Race has always been a polarizing issue in the U.S. That’s just as true today as it was 50 or 100 years ago. In their book on the racial attitudes of White Evangelicals, Divided by Faith, Michael Emerson and Christian Smith explain that for 150 years most White Americans (and not just Evangelicals) have compared the racial status quo with the worst elements of the past and found themselves satisfied with the way things are now.
In the Jim Crow era, many White people said, “We used to have a problem with race—wasn’t it awful how Black people were treated?—but now that slavery has ended, things are just fine.”
In the post-Civil Rights era we live in today, many White people still say, “We used to have a problem with race—wasn’t it awful how Black people were treated?—but now that legal segregation has ended, things are just fine.”
A few years ago, I asked my Race in America students to read an excerpt from An American Dilemma, Gunnar Myrdal’s classic account of traveling the U.S. in the 1920s and ‘30s, interviewing White people about race.

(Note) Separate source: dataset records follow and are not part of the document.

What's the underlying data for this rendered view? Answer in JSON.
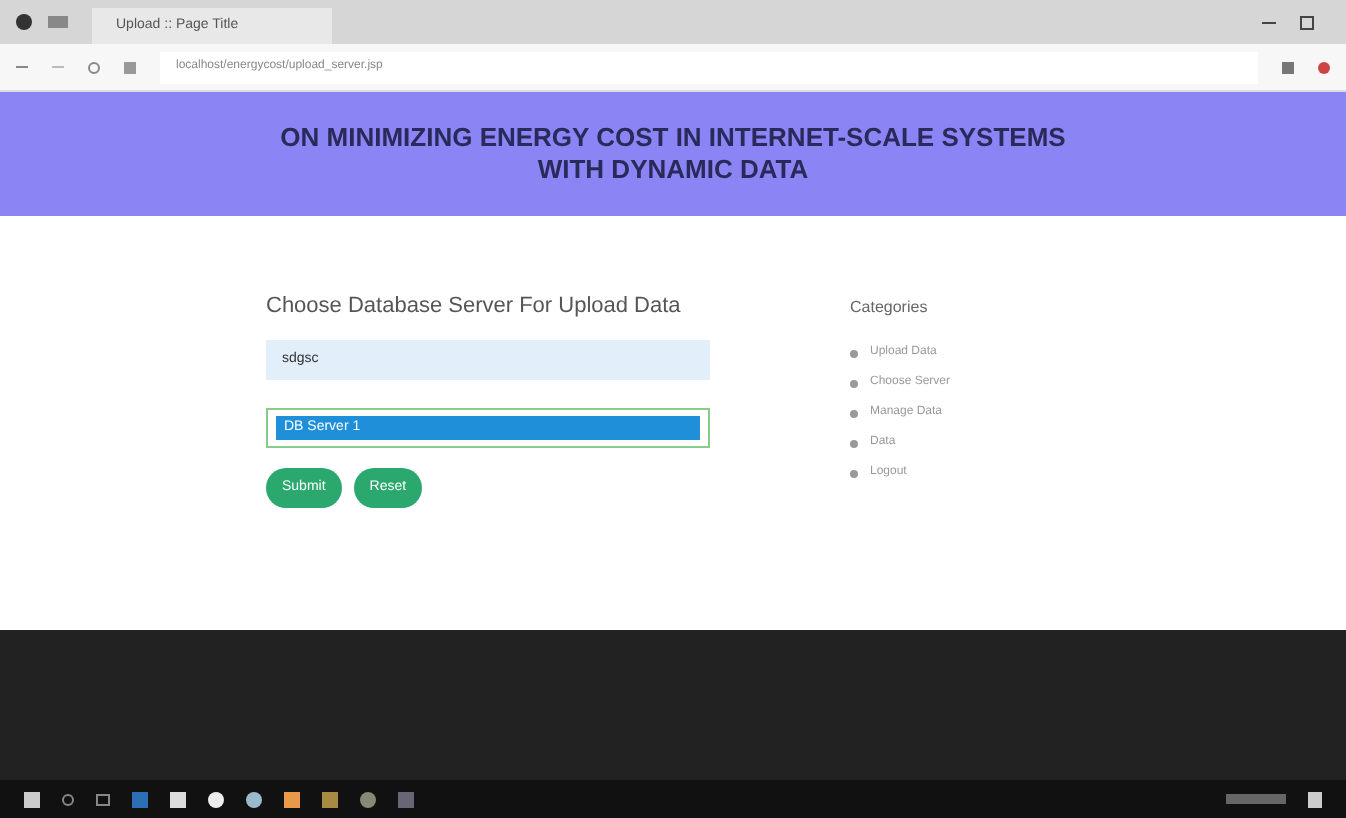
{
  "browser": {
    "tab_title": "Upload :: Page Title",
    "url": "localhost/energycost/upload_server.jsp"
  },
  "header": {
    "title_lines": [
      "ON MINIMIZING ENERGY COST IN INTERNET-SCALE SYSTEMS",
      "WITH DYNAMIC DATA"
    ]
  },
  "form": {
    "heading": "Choose Database Server For Upload Data",
    "name_field": {
      "value": "sdgsc"
    },
    "server_select": {
      "value": "DB Server 1"
    },
    "buttons": [
      "Submit",
      "Reset"
    ]
  },
  "categories": {
    "title": "Categories",
    "items": [
      "Upload Data",
      "Choose Server",
      "Manage Data",
      "Data",
      "Logout"
    ]
  }
}
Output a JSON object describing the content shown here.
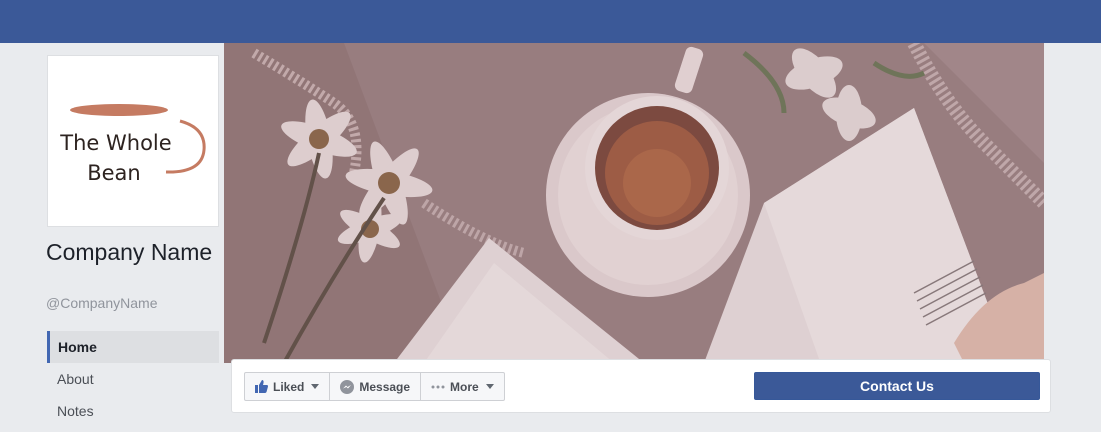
{
  "page": {
    "brand_color": "#3b5998",
    "logo_text_line1": "The Whole",
    "logo_text_line2": "Bean",
    "company_name": "Company Name",
    "handle": "@CompanyName"
  },
  "nav": {
    "items": [
      {
        "label": "Home",
        "active": true
      },
      {
        "label": "About",
        "active": false
      },
      {
        "label": "Notes",
        "active": false
      }
    ]
  },
  "actions": {
    "liked_label": "Liked",
    "message_label": "Message",
    "more_label": "More",
    "contact_label": "Contact Us"
  },
  "icons": {
    "like": "thumbs-up-icon",
    "message": "messenger-icon",
    "more": "ellipsis-icon"
  }
}
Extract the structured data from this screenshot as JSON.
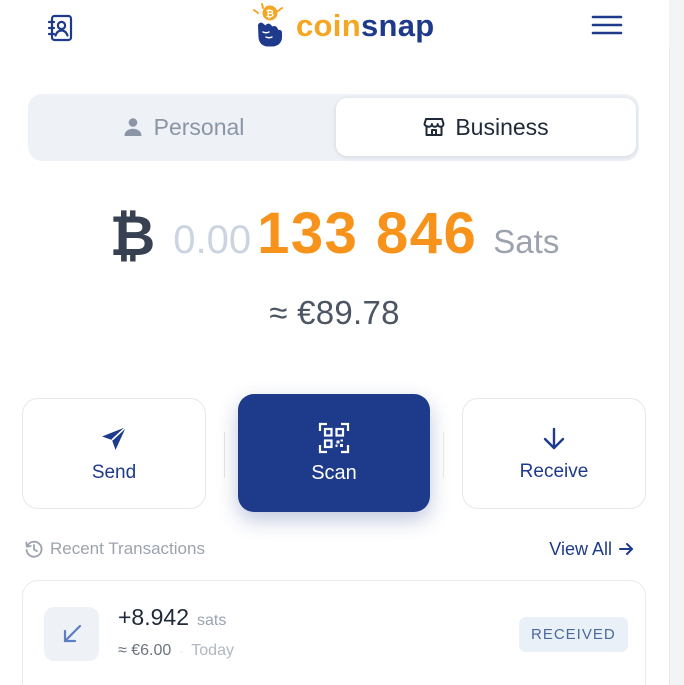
{
  "header": {
    "logo_text_part1": "coin",
    "logo_text_part2": "snap",
    "contacts_icon": "address-book-icon",
    "menu_icon": "hamburger-menu-icon",
    "logo_badge_symbol": "₿"
  },
  "account_toggle": {
    "options": [
      {
        "label": "Personal",
        "icon": "person-icon",
        "selected": false
      },
      {
        "label": "Business",
        "icon": "store-icon",
        "selected": true
      }
    ]
  },
  "balance": {
    "currency_symbol": "₿",
    "dim_prefix": "0.00",
    "sats_amount": "133 846",
    "unit": "Sats",
    "fiat_equivalent": "≈ €89.78",
    "accent_color": "#f7931a"
  },
  "actions": {
    "send": {
      "label": "Send",
      "icon": "paper-plane-icon"
    },
    "scan": {
      "label": "Scan",
      "icon": "qr-code-icon"
    },
    "receive": {
      "label": "Receive",
      "icon": "arrow-down-icon"
    }
  },
  "recent": {
    "title": "Recent Transactions",
    "title_icon": "history-icon",
    "view_all_label": "View All",
    "view_all_icon": "arrow-right-icon",
    "transactions": [
      {
        "amount": "+8.942",
        "unit": "sats",
        "fiat": "≈ €6.00",
        "separator": "·",
        "date": "Today",
        "status": "RECEIVED",
        "icon": "arrow-down-left-icon"
      }
    ]
  },
  "colors": {
    "primary": "#1e3a8a",
    "accent": "#f7931a",
    "muted": "#9ca3af"
  }
}
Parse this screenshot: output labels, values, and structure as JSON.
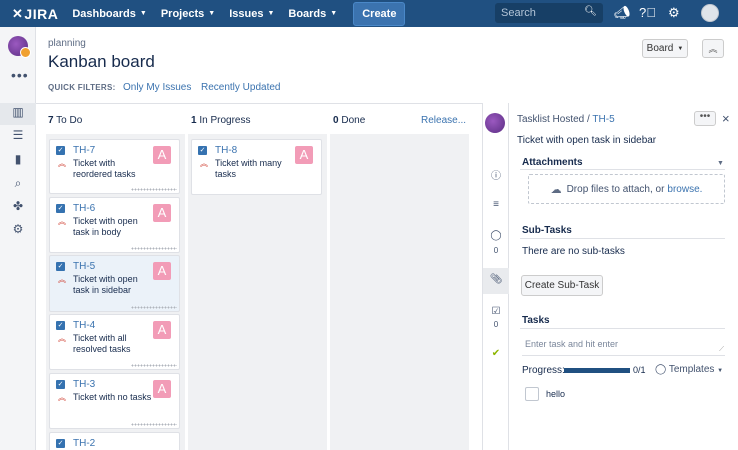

In our class discussion, one White man said, “The comments were pretty much the things I heard growing up, but I was surprised how many people still use the word ‘Negro’.” It took me a minute, but I realized that he had missed the fact that the book was published in 1944, and assumed that the interviews were contemporary. It all sounded quite familiar—things used to be bad, but now they’re fine, except for the trouble-makers who get people all riled up. Substitute Black people for Negro, and 2010 sounded a whole lot like 1930.
This is, in a nutshell, the Black History Month Story. And if the only people who don’t believe it are trouble-makers, then we need to take some pretty drastic action—like building a wall 2,000 miles long.
As Ta-Nehisi Coates wrote, “It is as though we have run up a credit-card bill and, having pledged to charge no more, remain befuddled that the balance does not disappear. The effects of that balance, interest accruing daily, are all around us.”
We have to start by acknowledging that things are not fine. Implicit bias against people of other racial groups shapes the thoughts and feelings of the vast majority of Americans. Discrimination, segregation, and poverty perpetuate themselves quite well in the absence of overtly legal supports. People of color, especially poor people of color, have to work and fight twice as hard as everyone else just to stay afloat.
In other words, if there really is a “war on Whites,” as many White people believe, the Whites are winning.
It’s not easy to abandon the false comfort of The Black History Month Story. But acknowledging the history we inhabit is the first step in getting beyond the polarization and finding a path toward justice we can walk together.